# Basement floor - what type of concrete to use?



## Canarywood1 (May 5, 2012)

Evilhomer said:


> I'm installing a bathroom in my basement. I broke up the existing concrete and dug everything out to get the drainage pipe in, now I've got to fill it back in. I broke the old stuff with hammers so it's pretty jagged and uneven. Would a general use concrete suit the job or do I need to go with something more specific?
> 
> Also, any idea how much I'll need. It's broken up roughly in a T-shape, one run is 7 ft x 12 in, the other run is 5 ft x 18 in, and it was about 3 inches thick.
> 
> Thanks.


 
You'll need 9 or 10 60lb bags of sakcrete if your demensions are accurate.


----------



## Mort (Nov 26, 2008)

If it says you need 9 or 10, get 11 or 12. Trust me on this one.

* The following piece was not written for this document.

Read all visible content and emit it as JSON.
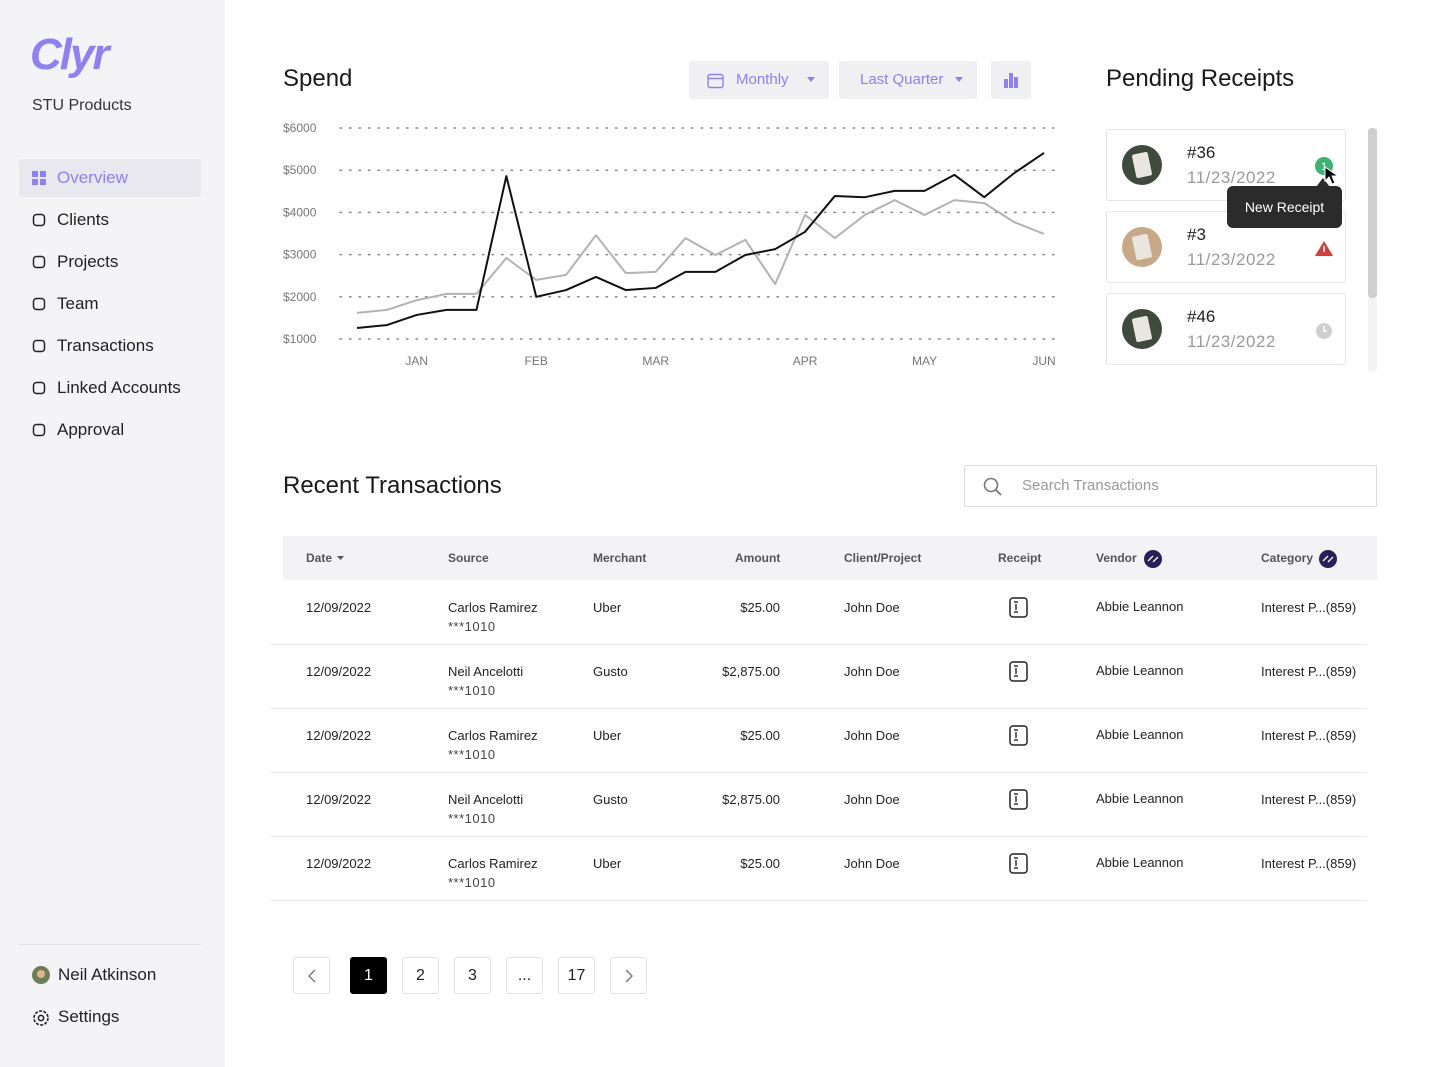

And just your average bags of Sakrete at Hombre Depot will do nicely. It doesn't need to have air entrainment, just make sure its not a sand-only mix.


----------



## Evilhomer (May 21, 2012)

Thanks, 7 bags did the trick.


----------



## stadry (Jun 20, 2009)

@4" depth, ea 80# bag yields 2sf OR .67cf,,, @3" depth, the yield is the same BUT you'll fill 25% more sf - just like coffee, throw in an extra b for the pot ;-) forget the bag's compressive strength but don't add more wtr than nec OR you'll lower the strength of the conc :thumbsup:


----------